Warwick researchers to help power Faraday Battery Institute

The University of Warwick is one of seven universities that are coming together to launch the Faraday Battery Institute, a Government-backed £65m research centre.

The institute will be responsible for building the UK’s status as a global leader in battery research and technology. The administrative base of the institute will be at Harwell Science and Innovation campus in Oxfordshire.

Business Secretary Greg Clark said: “The Faraday Battery Institute will have a critical role in fostering innovative research collaboration between our world-leading universities and world-beating businesses to make this technology more accessible and more affordable.”

The seven founding partner universities are Cambridge, Newcastle, Oxford, Southampton, Warwick, Imperial College London and University College London. It is being funded through the the Industrial Strategy Challenge Fund.

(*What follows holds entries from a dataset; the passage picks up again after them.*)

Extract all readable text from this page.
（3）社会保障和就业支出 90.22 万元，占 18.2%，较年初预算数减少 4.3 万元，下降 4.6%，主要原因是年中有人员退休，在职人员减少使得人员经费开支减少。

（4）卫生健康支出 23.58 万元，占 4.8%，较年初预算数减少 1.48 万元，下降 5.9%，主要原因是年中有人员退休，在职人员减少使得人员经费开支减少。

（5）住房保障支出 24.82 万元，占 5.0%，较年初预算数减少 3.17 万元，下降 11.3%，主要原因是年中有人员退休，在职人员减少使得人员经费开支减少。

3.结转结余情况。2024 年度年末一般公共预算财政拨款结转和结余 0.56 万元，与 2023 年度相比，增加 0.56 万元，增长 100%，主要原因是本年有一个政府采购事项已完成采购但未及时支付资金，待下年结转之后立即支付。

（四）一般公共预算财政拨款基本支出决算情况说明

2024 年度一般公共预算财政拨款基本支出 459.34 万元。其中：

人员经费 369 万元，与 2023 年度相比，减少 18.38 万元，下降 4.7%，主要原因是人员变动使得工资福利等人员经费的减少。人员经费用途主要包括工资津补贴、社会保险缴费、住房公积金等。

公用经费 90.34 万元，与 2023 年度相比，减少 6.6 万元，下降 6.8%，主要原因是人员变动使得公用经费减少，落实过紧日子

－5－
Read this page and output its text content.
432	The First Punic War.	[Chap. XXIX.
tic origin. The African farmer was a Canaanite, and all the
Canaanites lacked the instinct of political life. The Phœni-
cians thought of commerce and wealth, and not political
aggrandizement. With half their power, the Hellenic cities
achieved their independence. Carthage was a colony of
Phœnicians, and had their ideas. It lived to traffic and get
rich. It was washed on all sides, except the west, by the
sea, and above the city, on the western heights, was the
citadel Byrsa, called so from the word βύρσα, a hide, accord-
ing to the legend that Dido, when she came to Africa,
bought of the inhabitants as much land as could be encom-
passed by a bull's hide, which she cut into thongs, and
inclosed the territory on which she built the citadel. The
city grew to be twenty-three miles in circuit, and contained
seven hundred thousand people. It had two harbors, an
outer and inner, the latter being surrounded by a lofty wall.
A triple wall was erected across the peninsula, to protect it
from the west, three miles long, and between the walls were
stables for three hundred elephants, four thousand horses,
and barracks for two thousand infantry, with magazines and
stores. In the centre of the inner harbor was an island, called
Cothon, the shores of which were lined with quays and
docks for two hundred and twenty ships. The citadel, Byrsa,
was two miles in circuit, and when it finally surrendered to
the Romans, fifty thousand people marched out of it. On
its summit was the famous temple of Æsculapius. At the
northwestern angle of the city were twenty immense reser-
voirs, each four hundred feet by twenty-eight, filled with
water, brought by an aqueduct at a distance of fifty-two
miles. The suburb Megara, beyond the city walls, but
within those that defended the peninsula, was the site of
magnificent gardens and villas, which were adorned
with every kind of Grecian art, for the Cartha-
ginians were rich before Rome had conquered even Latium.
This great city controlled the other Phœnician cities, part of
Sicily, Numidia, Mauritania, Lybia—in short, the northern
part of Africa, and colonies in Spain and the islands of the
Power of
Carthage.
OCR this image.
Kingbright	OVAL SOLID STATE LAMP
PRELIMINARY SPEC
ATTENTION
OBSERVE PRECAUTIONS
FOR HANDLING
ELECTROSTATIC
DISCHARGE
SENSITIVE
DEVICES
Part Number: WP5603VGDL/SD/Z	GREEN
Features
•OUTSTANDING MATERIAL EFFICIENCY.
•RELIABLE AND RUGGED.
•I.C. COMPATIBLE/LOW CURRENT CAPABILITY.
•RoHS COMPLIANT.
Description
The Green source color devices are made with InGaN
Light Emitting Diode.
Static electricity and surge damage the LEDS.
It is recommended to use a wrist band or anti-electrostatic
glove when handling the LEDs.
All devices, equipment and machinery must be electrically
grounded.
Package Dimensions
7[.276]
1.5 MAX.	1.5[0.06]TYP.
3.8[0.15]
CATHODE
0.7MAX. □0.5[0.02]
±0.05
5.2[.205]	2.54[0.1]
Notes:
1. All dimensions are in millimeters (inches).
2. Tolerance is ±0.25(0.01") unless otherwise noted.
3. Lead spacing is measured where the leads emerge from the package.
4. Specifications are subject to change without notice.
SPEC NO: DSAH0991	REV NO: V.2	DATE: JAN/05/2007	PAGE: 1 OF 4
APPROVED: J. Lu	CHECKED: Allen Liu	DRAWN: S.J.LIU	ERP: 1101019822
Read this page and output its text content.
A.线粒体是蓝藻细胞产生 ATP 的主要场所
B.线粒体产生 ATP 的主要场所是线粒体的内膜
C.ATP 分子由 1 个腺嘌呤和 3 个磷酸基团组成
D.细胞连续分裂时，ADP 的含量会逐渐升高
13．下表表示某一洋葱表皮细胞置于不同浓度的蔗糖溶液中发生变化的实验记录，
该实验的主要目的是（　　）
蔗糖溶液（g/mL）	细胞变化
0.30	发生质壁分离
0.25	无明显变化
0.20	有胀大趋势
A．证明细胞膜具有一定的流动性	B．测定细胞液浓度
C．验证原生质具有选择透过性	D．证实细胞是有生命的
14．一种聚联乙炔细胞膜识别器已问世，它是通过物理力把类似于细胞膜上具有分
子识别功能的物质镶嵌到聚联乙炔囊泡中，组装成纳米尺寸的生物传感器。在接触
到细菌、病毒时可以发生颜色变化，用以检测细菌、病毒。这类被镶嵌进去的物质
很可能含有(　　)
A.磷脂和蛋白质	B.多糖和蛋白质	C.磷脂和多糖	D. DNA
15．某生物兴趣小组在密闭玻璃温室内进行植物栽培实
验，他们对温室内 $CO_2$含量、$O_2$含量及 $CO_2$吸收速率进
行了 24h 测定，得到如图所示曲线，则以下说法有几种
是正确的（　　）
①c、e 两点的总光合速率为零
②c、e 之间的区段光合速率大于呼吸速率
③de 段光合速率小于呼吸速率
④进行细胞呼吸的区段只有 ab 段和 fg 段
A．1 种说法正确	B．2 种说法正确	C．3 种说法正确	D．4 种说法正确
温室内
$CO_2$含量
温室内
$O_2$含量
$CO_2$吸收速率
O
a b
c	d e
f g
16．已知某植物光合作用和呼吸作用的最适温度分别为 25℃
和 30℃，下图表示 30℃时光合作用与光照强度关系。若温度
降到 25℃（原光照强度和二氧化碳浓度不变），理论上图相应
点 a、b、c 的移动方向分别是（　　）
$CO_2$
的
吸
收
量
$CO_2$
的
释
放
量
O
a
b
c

A four-year, £246m investment under the umbrella of the Faraday Research Challenge was launched in July “to ensure the UK builds on its strengths and leads the world in the design, development and manufacture of electric batteries”.

The Faraday Research Challenge is divided into three streams – research, innovation and scale-up which is designed to drive a step-change in transforming the UK’s world-leading research into market-ready technologies.

Clark added: “We have huge expertise in this area already and the Faraday Battery Institute collaboration between our seven founding universities provides a truly unique opportunity for us to bring together our expertise and an effort in this area behind a common set of strategic goals to ensure the UK exploits the jobs and business opportunities.”